C’est une étroite bande de terrain délimité par deux murs : d’un côté des silex assemblés à la chaux et de l’autre un mur de parpaings,. Cette différence de matériau tient évidemment aux conditions historiques de la constitution de cet espace : contrairement à ce qu’on pourrait croire c’est le mur de parpaings qui est le plus ancien (des parpaings pas encore industriels pourtant dans lesquels on aperçoit de petits cailloux noyés dans le béton). On les a assemblés pour séparer les parcelles d’un ensemble de demeures datant du début du siècle précédent qui dépendait de la fonderie voisine, maintenant disparue. De l’autre les silex marquent clairement la délimitation entre deux espaces d’inégale valeur sociale comme le recours à la pierre le signale même si le silex reste un matériau commun dans la région. Le sol légèrement en pente et un artifice de plantation accentuent une perspective étagée jusqu’au talus que surplombe un petit bois constitué pour l’essentiel d’une colonie de frênes. Ici nulle grande envolée vers un infini du paysage : le regard se contente d’un humble agencement des végétaux pour s’adonner à une rêverie de peu d’envergure. Le vert plus sombre des grands arbres noie la perspective et se trou par endroit d’un éclair de ciel qui transperce l’ombre du feuillage.
En hiver les branches nues des arbres se découpent comme un réseau dans la lumière crue de décembre. Elles semblent reliées les unes aux autres indépendamment des troncs qui leur donnent naissance, pourvues d’une existence propre, offrant une route toute tracée aux deux petites silhouettes qui s’y déplacent vivement à la poursuite l’une de l’autre. Rien d’autre qu’une petite tache noire dont on peut distinguer de loin les pattes tendues vers l’extrémités effilée qu’elles saisissent comme un tremplin dans leur course effrénée. Par instant elles font halte sur l’écorce sombre d’un tronc., se ramassant sur elles-mêmes, avant de reprendre leur trajet.
Du côté est du talus un grand érable domine l’ensemble, écrasant de son ombre le sous-bois où se sont développés des touffes de noisetiers qui peinent à se faire une place vers le jour. C’est aux équinoxes que la lumière est la plus belle. Un robinier se métamorphose alors en buisson ardent dans l’inondation du couchant ; il acquiert une majesté inattendue qui le sauve pour un instant de sa triste condition d’arbre sauvage et mal entretenu. Bientôt tout le sous-bois s’embrase et c’est chaque fois la même surprise de clarté soudaine. A l’automne la lumière, plus rasante, sature la couleur des feuilles et pour peu que le ciel soit un peu couvert le contraste entre les gros nuages et l’éclat doré du sous-bois illumine le cœur d’une soudaine joie inattendue.

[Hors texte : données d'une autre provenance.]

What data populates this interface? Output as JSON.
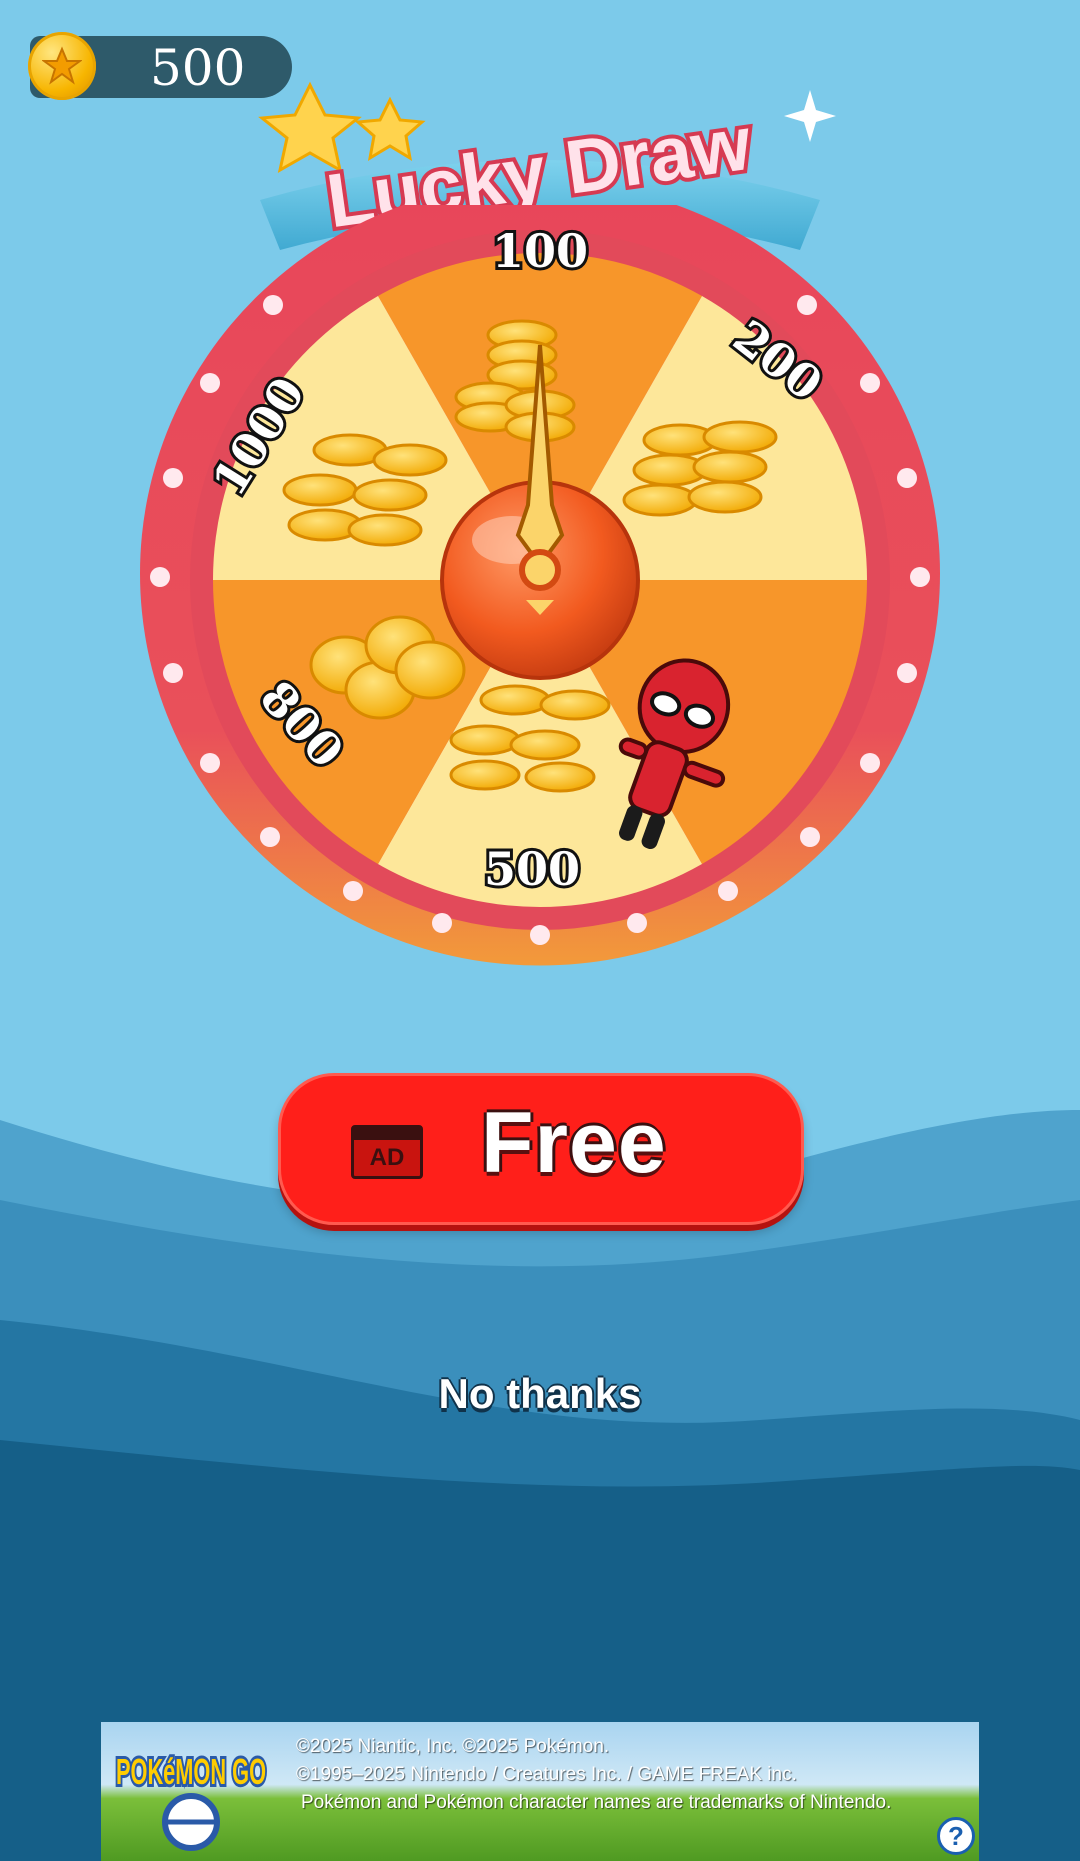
{
  "coins": {
    "value": "500"
  },
  "title": "Lucky Draw",
  "wheel": {
    "segments": [
      "100",
      "200",
      "500",
      "800",
      "1000"
    ]
  },
  "free_button": {
    "ad_label": "AD",
    "label": "Free"
  },
  "no_thanks": "No thanks",
  "ad_banner": {
    "line1": "©2025 Niantic, Inc. ©2025 Pokémon.",
    "line2": "©1995–2025 Nintendo / Creatures Inc. / GAME FREAK inc.",
    "line3": "Pokémon and Pokémon character names are trademarks of Nintendo.",
    "logo_text": "POKéMON GO",
    "help_icon": "?"
  }
}
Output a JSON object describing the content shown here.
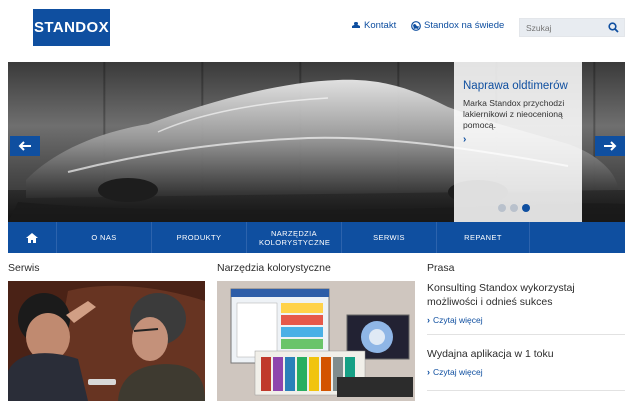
{
  "brand": {
    "logo_text": "STANDOX",
    "color": "#0f4fa0"
  },
  "header": {
    "links": [
      {
        "label": "Kontakt",
        "icon": "person-icon"
      },
      {
        "label": "Standox na świede",
        "icon": "globe-icon"
      }
    ],
    "search_placeholder": "Szukaj"
  },
  "hero": {
    "title": "Naprawa oldtimerów",
    "text": "Marka Standox przychodzi lakiernikowi z nieocenioną pomocą.",
    "more": "›",
    "slides_total": 3,
    "active_slide": 3
  },
  "nav": {
    "items": [
      {
        "label": "",
        "icon": "home-icon"
      },
      {
        "label": "O NAS"
      },
      {
        "label": "PRODUKTY"
      },
      {
        "label": "NARZĘDZIA KOLORYSTYCZNE"
      },
      {
        "label": "SERWIS"
      },
      {
        "label": "REPANET"
      }
    ]
  },
  "columns": [
    {
      "title": "Serwis"
    },
    {
      "title": "Narzędzia kolorystyczne"
    },
    {
      "title": "Prasa"
    }
  ],
  "press": [
    {
      "title": "Konsulting Standox wykorzystaj możliwości i odnieś sukces",
      "link": "Czytaj więcej"
    },
    {
      "title": "Wydajna aplikacja w 1 toku",
      "link": "Czytaj więcej"
    }
  ]
}
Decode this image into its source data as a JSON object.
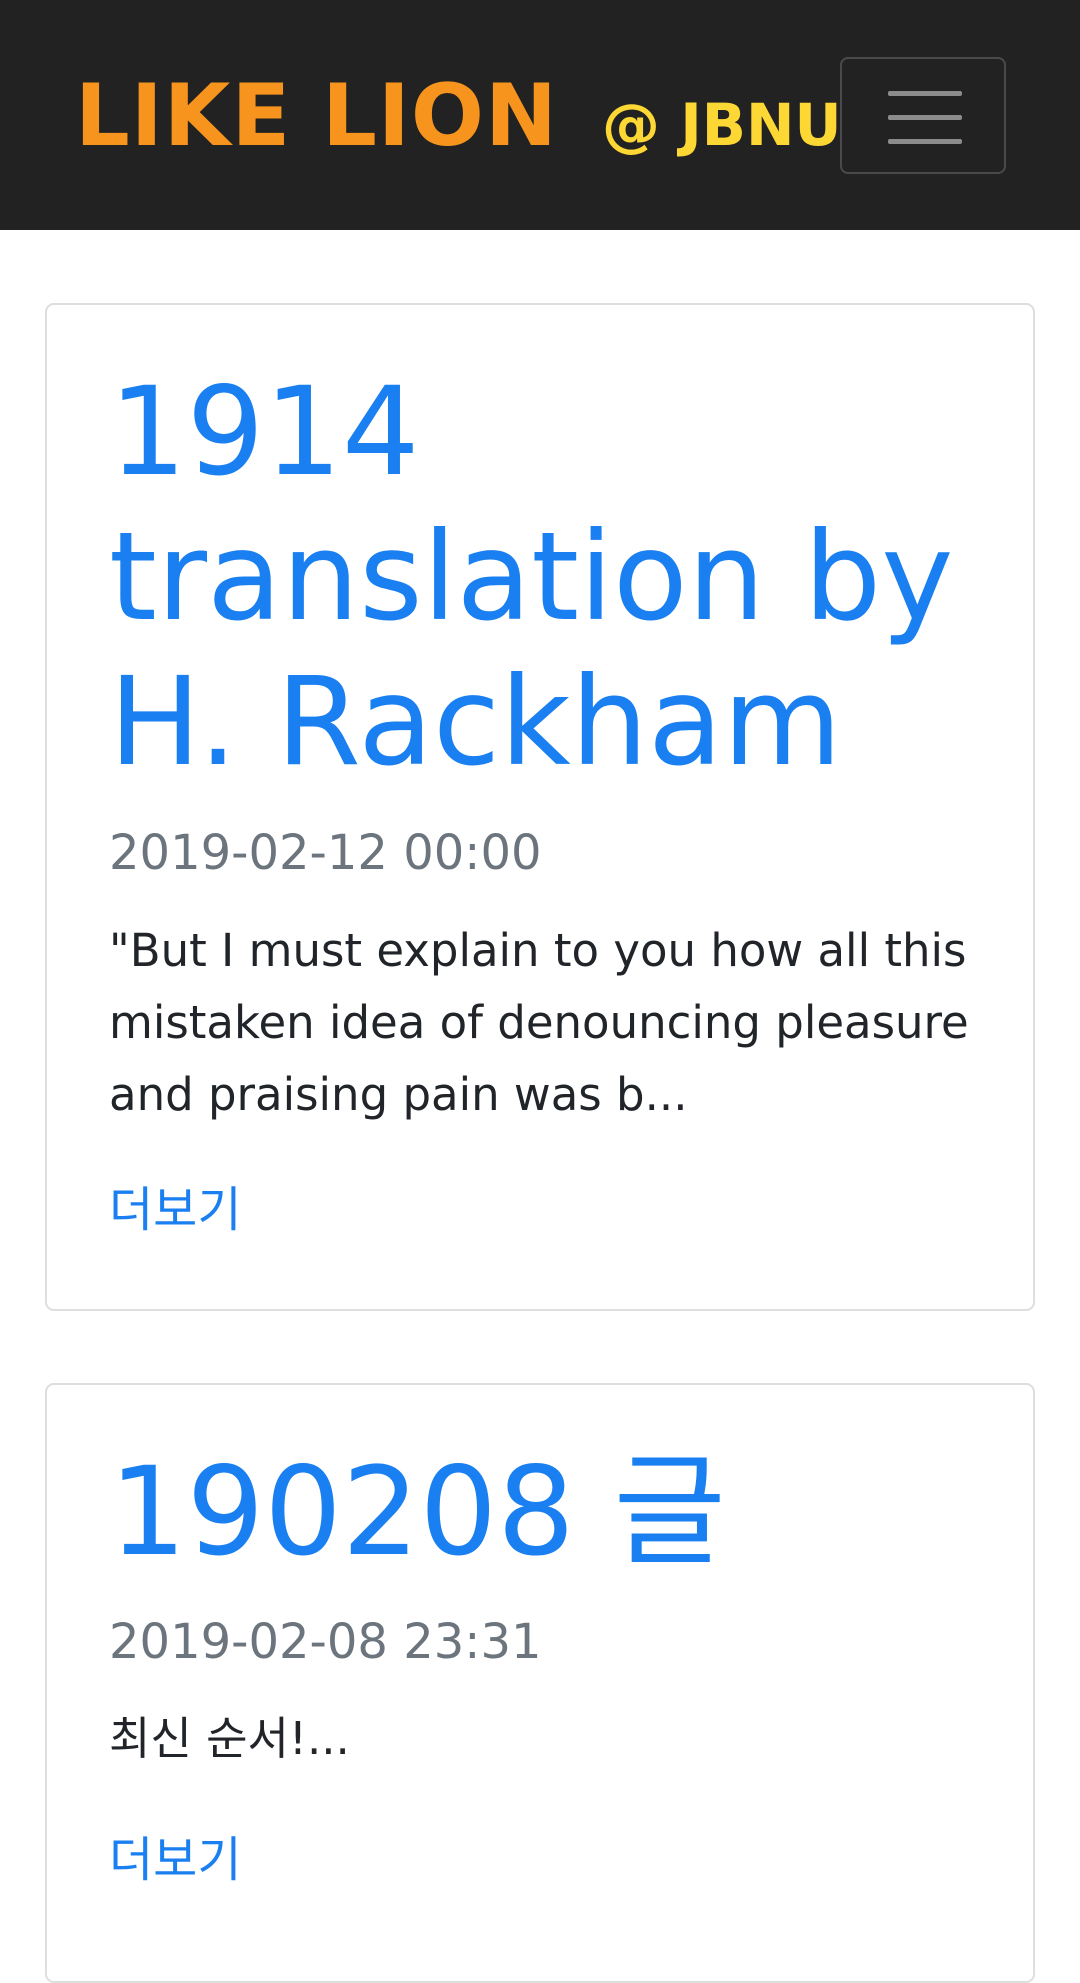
{
  "navbar": {
    "brand_main": "LIKE LION",
    "brand_sub": "@ JBNU",
    "menu_icon": "hamburger-menu-icon"
  },
  "posts": [
    {
      "title": "1914 translation by H. Rackham",
      "date": "2019-02-12 00:00",
      "excerpt": "\"But I must explain to you how all this mistaken idea of denouncing pleasure and praising pain was b...",
      "more_label": "더보기"
    },
    {
      "title": "190208 글",
      "date": "2019-02-08 23:31",
      "excerpt": "최신 순서!...",
      "more_label": "더보기"
    }
  ],
  "colors": {
    "navbar_bg": "#222222",
    "brand_main": "#f7941d",
    "brand_sub": "#fdd835",
    "link": "#1a7ff0",
    "muted": "#6c757d"
  }
}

Aux beaux jours sous la fraîcheur de la ramure un couple de geais veille sur sa niché. Au moindre danger il fait résonner l’espace de ce cri de crécelle si reconnaissable. Mais le plus beau moment c’est à la fin du printemps lorsque les strophes en cascades des martinets viennent déchirer le ciel de leurs stridences multipliées. Leurs paraphes alors inscrivent dans les airs une promesse renouvelée de retour de l’été. Rien n’égale leur gaité envahissante.
A la nuit tombée les odeurs d’humus se mêlent aux parfums des roses rendus plus capiteux par les chaudes journées tandis que la clarté de la lune déchire l’obscurité et apporte comme des fulgurances de vision. On pressent que tout un peuple grouille dans le fouillis d’ombres révélé par le couteau de lumière qui les découpe, indifférent à leur mystère. Ne cherche pas dans les ombres le retour de tes angoisses, accueille plutôt l’inconnu qui s’offre comme un accès vers un autre monde. Tout est méconnaissable et pourtant tout est bien là frémissant d’une pulsion qui ne demande qu’à surgir et t’emporter quelque part hors du monde. Rien ne reviendra du passé.